Страница 3 из 9
Как только болезнь приковала г-жу Герар к постели, первой ее заботой было забрать и спрятать под подушку все ключи. Она до последнего мгновенья хотела сама управлять хозяйством и защищать от разграбления свои шкафы. Мучительная тревога овладела всем ее существом; всякий раз как нужно было достать что-нибудь из шкафов, она долго колебалась — кому из сыновей доверить ключи. Вот они все трое перед ней; она испытующе смотрела на них угасающими глазами и ждала, что, может быть, вдохновение свыше осенит ее и поможет разгадать их мысль.
То ей казалось, что можно поверить Жоржу, и, подозвав его, она тихо говорила:
— Вот ключ от буфета, поди достань сахару… Да не забудь запереть хорошенько, а ключ принеси мне.
А на другой день она уже не верила Жоржу и со страхом следила за каждым его движением, словно боялась, как бы он не засунул к себе в карман какую-нибудь безделушку с камина.

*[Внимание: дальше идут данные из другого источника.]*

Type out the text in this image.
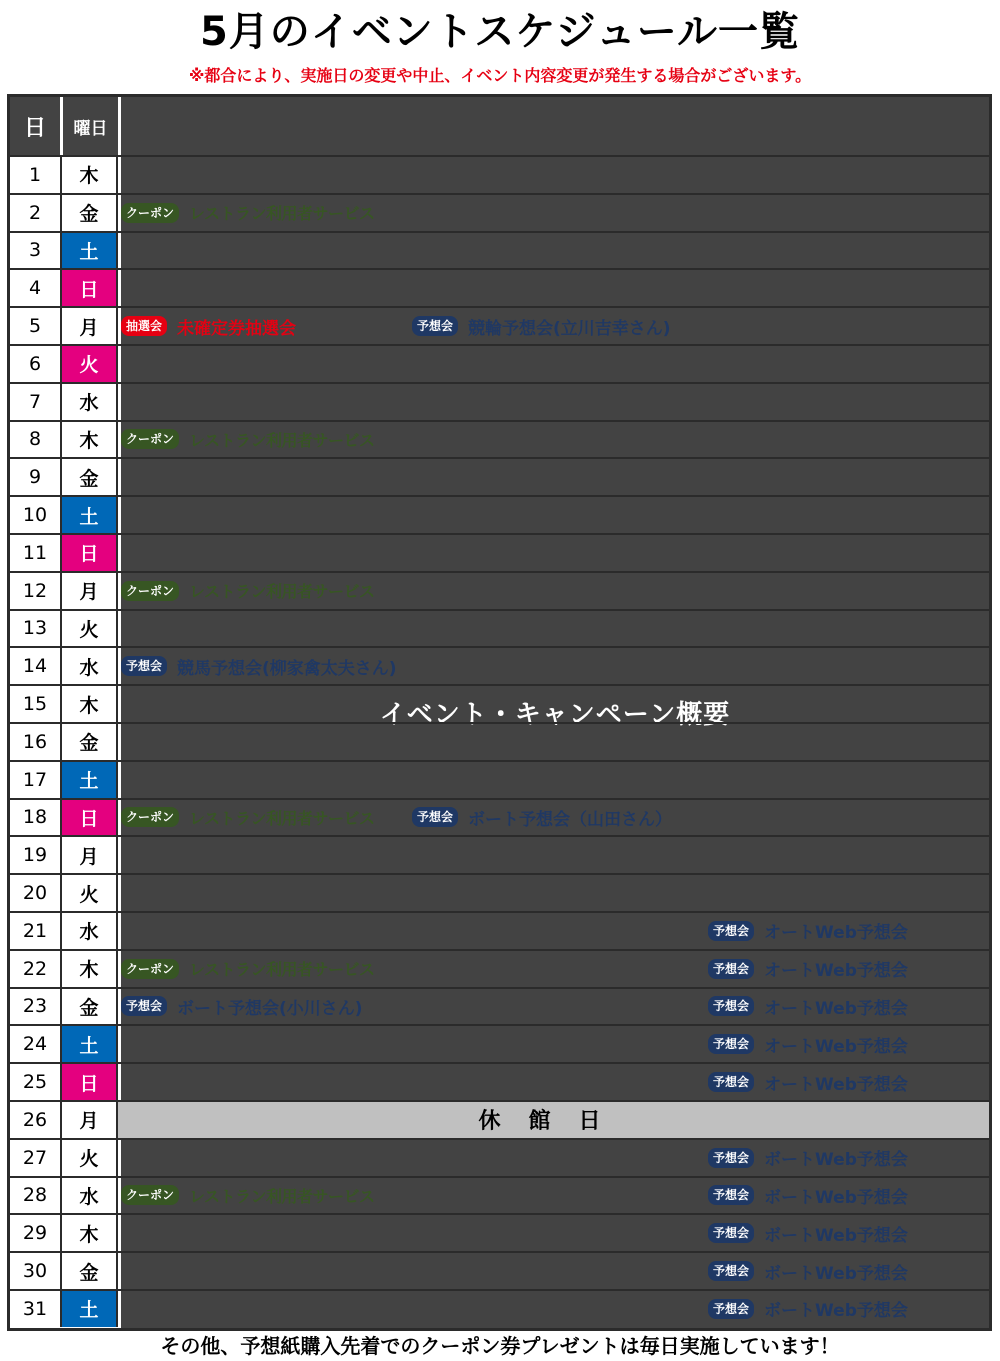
5月のイベントスケジュール一覧
※都合により、実施日の変更や中止、イベント内容変更が発生する場合がございます。
日	曜日
イベント・キャンペーン概要
1	木
2	金	クーポン レストラン利用者サービス
3	土
4	日
5	月	抽選会 未確定券抽選会	予想会 競輪予想会(立川吉幸さん)
6	火
7	水
8	木	クーポン レストラン利用者サービス
9	金
10	土
11	日
12	月	クーポン レストラン利用者サービス
13	火
14	水	予想会 競馬予想会(柳家禽太夫さん)
15	木
16	金
17	土
18	日	クーポン レストラン利用者サービス	予想会 ボート予想会（山田さん）
19	月
20	火
21	水	予想会 オートWeb予想会
22	木	クーポン レストラン利用者サービス	予想会 オートWeb予想会
23	金	予想会 ボート予想会(小川さん)	予想会 オートWeb予想会
24	土	予想会 オートWeb予想会
25	日	予想会 オートWeb予想会
26	月	休館日
27	火	予想会 ボートWeb予想会
28	水	クーポン レストラン利用者サービス	予想会 ボートWeb予想会
29	木	予想会 ボートWeb予想会
30	金	予想会 ボートWeb予想会
31	土	予想会 ボートWeb予想会
その他、予想紙購入先着でのクーポン券プレゼントは毎日実施しています！
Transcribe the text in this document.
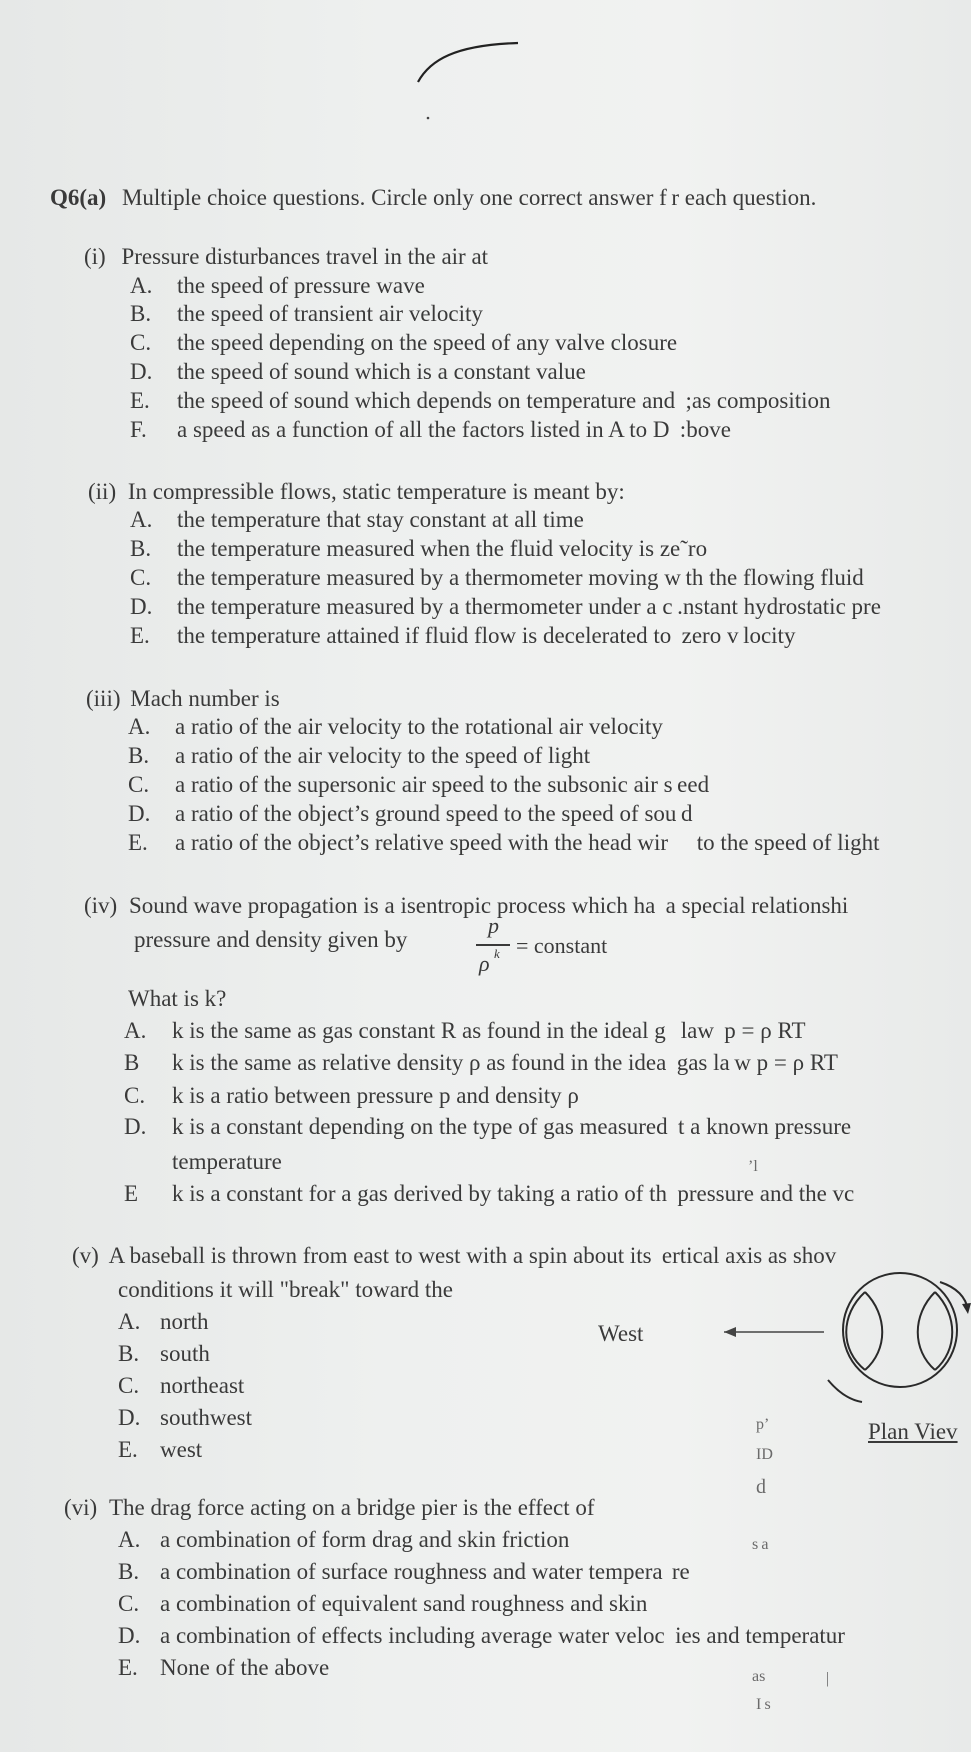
Q6(a) Multiple choice questions. Circle only one correct answer f r each question.
(i) Pressure disturbances travel in the air at
A. the speed of pressure wave
B. the speed of transient air velocity
C. the speed depending on the speed of any valve closure
D. the speed of sound which is a constant value
E. the speed of sound which depends on temperature and  ;as composition
F. a speed as a function of all the factors listed in A to D  :bove
(ii) In compressible flows, static temperature is meant by:
A. the temperature that stay constant at all time
B. the temperature measured when the fluid velocity is ze˜ro
C. the temperature measured by a thermometer moving w th the flowing fluid
D. the temperature measured by a thermometer under a c .nstant hydrostatic pre
E. the temperature attained if fluid flow is decelerated to  zero v locity
(iii) Mach number is
A. a ratio of the air velocity to the rotational air velocity
B. a ratio of the air velocity to the speed of light
C. a ratio of the supersonic air speed to the subsonic air s eed
D. a ratio of the object’s ground speed to the speed of sou d
E. a ratio of the object’s relative speed with the head wir  to the speed of light
(iv) Sound wave propagation is a isentropic process which ha  a special relationshi
pressure and density given by
p
ρ k = constant
What is k?
A. k is the same as gas constant R as found in the ideal g   law  p = ρ RT
B k is the same as relative density ρ as found in the idea  gas la w p = ρ RT
C. k is a ratio between pressure p and density ρ
D. k is a constant depending on the type of gas measured  t a known pressure
temperature
E k is a constant for a gas derived by taking a ratio of th  pressure and the vc
(v) A baseball is thrown from east to west with a spin about its  ertical axis as shov
conditions it will "break" toward the
A. north
B. south
C. northeast
D. southwest
E. west
West
Plan Viev
(vi) The drag force acting on a bridge pier is the effect of
A. a combination of form drag and skin friction
B. a combination of surface roughness and water tempera  re
C. a combination of equivalent sand roughness and skin
D. a combination of effects including average water veloc  ies and temperatur
E. None of the above
p’
ID
d
s a
as
I s
|
’l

Она подзывала Шарля и, так же как накануне Жоржу, шептала ему:
— Пойди с горничной, пусть она достанет из шкафа простыни; да приглядывай за ней хорошенько. А шкаф-то сам запри.
Больше всего мучило ее то, что она уже не может сама учитывать домашние расходы. Безрассудство сыновей не выходило у нее из головы. Она знала, что все трое — лентяи, обжоры, сумасброды и расточители. Они разбили все ее мечты и на каждом шагу попирали закоренелые ее привычки к строгой бережливости и порядку. Она уже потеряла всякое уважение к ним, и только материнская любовь заставляла ее прощать и терпеть. В ее глазах можно было прочесть мольбу: подождите, не растаскивайте, не делите мое добро, пока я еще жива. Скупая старуха не перенесла бы ужасного зрелища дележа, оно убило бы ее.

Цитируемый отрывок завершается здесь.